La blessure est légèrement cicatrisée, suffisamment pour me permettre de reconsidérer les choses avec indulgence, même si la perplexité ne m'a pas quittée, accéder à nouveau à l'illusion, beaucoup moins difficile à accepter que l'idée d'une manipulation délibérée de sa part, qu'il a effectivement un temps cru à quelque chose et seulement plus tard, finalement non. Qu'il n'avait pas menti sur ses problèmes de santé, qu'il est allé mieux après ; la cruauté du sort a voulu qu'une autre en profite.

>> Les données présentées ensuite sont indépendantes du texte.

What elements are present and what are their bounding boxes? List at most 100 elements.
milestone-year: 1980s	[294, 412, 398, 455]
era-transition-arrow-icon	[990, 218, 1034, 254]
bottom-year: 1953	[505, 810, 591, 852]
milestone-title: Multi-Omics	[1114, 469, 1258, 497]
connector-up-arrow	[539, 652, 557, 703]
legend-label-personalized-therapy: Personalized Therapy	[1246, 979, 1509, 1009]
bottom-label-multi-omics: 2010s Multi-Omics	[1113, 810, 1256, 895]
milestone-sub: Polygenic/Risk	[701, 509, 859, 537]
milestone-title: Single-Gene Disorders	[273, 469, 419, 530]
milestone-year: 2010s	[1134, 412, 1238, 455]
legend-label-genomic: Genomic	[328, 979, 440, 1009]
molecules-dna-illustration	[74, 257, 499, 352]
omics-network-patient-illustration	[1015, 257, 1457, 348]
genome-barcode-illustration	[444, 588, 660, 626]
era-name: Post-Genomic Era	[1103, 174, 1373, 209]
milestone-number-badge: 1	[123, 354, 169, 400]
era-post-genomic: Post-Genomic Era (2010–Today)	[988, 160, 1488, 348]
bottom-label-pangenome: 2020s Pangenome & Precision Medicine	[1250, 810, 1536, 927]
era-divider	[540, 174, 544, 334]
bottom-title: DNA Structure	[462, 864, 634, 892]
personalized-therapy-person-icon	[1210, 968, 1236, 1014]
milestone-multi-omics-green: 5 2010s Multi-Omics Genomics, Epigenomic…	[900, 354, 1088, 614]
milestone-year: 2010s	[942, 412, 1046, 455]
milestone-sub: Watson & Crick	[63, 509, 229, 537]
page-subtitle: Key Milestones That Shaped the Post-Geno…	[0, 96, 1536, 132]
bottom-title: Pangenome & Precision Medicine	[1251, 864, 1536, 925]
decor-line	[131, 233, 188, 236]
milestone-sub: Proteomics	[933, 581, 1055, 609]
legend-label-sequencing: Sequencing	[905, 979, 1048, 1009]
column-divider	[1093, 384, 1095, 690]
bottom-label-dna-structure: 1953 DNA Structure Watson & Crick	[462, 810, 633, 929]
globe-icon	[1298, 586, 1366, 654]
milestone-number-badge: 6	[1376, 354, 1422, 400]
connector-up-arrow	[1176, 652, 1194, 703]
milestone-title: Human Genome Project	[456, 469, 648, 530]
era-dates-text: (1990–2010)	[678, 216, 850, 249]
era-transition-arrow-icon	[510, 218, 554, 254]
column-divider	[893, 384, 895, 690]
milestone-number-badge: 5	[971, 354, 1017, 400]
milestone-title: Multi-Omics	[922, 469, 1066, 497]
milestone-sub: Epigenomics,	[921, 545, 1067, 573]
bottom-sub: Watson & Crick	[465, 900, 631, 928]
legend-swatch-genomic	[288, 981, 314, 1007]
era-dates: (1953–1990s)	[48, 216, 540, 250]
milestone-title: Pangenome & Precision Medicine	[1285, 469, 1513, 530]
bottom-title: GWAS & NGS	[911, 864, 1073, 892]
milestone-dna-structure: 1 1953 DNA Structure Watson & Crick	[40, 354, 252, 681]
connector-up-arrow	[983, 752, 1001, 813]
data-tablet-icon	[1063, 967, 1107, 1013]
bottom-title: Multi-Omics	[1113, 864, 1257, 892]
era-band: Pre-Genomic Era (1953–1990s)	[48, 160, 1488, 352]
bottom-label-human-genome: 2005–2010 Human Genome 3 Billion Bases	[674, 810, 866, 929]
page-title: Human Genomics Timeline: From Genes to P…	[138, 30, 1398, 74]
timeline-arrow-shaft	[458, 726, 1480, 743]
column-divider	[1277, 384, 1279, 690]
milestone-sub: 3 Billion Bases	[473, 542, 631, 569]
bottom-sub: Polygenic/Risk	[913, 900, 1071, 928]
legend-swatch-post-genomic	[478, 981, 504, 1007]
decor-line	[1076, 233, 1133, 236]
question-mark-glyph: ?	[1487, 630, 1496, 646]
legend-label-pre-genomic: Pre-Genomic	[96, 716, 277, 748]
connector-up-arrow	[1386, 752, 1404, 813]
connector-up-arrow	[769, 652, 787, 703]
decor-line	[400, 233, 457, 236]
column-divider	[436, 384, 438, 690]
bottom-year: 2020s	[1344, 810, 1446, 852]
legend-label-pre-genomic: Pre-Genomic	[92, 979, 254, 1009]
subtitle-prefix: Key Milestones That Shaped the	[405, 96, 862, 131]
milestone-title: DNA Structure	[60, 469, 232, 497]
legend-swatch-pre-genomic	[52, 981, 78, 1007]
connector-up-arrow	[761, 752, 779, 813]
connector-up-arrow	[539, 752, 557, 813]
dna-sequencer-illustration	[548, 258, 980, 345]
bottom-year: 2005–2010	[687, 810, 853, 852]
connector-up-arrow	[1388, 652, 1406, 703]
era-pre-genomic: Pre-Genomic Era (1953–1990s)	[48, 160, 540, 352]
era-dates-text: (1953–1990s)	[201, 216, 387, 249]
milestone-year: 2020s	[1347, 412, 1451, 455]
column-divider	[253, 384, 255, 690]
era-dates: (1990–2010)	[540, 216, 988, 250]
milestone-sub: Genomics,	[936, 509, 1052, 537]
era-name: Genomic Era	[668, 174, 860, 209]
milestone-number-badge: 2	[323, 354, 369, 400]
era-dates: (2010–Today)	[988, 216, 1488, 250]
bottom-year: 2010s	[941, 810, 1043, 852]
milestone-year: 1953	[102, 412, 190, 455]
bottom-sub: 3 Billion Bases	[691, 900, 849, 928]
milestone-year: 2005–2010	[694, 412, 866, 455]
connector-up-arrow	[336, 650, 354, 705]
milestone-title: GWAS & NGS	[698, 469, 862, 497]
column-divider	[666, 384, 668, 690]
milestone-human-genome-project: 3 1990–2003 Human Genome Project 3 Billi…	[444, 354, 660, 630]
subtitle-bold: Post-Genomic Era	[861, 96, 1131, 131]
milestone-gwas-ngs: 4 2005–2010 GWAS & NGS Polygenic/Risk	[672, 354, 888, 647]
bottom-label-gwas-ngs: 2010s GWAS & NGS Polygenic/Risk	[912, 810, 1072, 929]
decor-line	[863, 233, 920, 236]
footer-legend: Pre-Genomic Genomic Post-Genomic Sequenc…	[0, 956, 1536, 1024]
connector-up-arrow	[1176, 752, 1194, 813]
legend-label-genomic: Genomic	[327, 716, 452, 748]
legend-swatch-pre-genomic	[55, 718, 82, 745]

J'ai donc pu faire place nette, archiver ce qui le concernait, regrouper ses livres sans plus être tentée ni d'y replonger (souffrance inutile), ni de pleurer (le pire est passé), sans plus de ressentiment - non, il ne m'a pas volé cinq ou six ans de ma vie, d'abord parce qu'il ne l'occupait pas seul, ensuite parce qu'au vu des échanges que j'ai retrouvés, sans trop les relire d'ailleurs, simplement le nécessaire pour trier, quelque chose de très beau s'était noué. Il n'était alors ni fou ni niais. L'homme que je connaissais n'aurait pas commis d'auto-promotion égocentrée au lendemain d'un attentat majeur, et avec moi il n'aurait pas été poussé à produire quoi que ce soit de niais. Les circonstances, l'amour, l'auront changé. Je n'ai pas à souhaiter d'oublier ces années ni d'avoir eu un tendre ami. Il m'a fait du mal mais pas détruit ma vie. Je n'ai pas besoin de chercher à l'effacer, de chercher à effacer toute trace de ce qu'il fut, qui vaut mieux que ce qu'il est. Il convient désormais sauver de bons souvenirs et passer à la suite, qui de toutes façons ne devrait pas permettre le luxe des états d'âmes : financièrement on va en baver, il faudra que je travaille très vite si je veux que l'on ait une chance de s'en tirer ; que je sois au meilleur de ma forme. Encore une épreuve pour le vieil amour que les ans consolident.
Étonnante loterie que celle de la vie.

Le seul puissant chagrin est désormais la mort de l'ami Honoré.

 

(1) pas le mien (je précise pour le cas où des personnes qui connaissent ma famille d'origine liraient)

(2) Le moins qu'on puisse dire c'est que nos efforts furent doublement vains puisque le voisin a cru qu'on n'avait rien fait.

(3) Je n'avais pas envie de partir seule et les dates ne coïncidaient pas du tout avec celles de mon conjoint qui pour cause de fermeture générale de l'entreprise en août, n'avait pas le choix des siennes. Nous aurions pu partir une semaine début juillet mais elle ne me fut pas accordée.

(4) Généralement pas tant par élégance que pour faire face à une surprise climatique.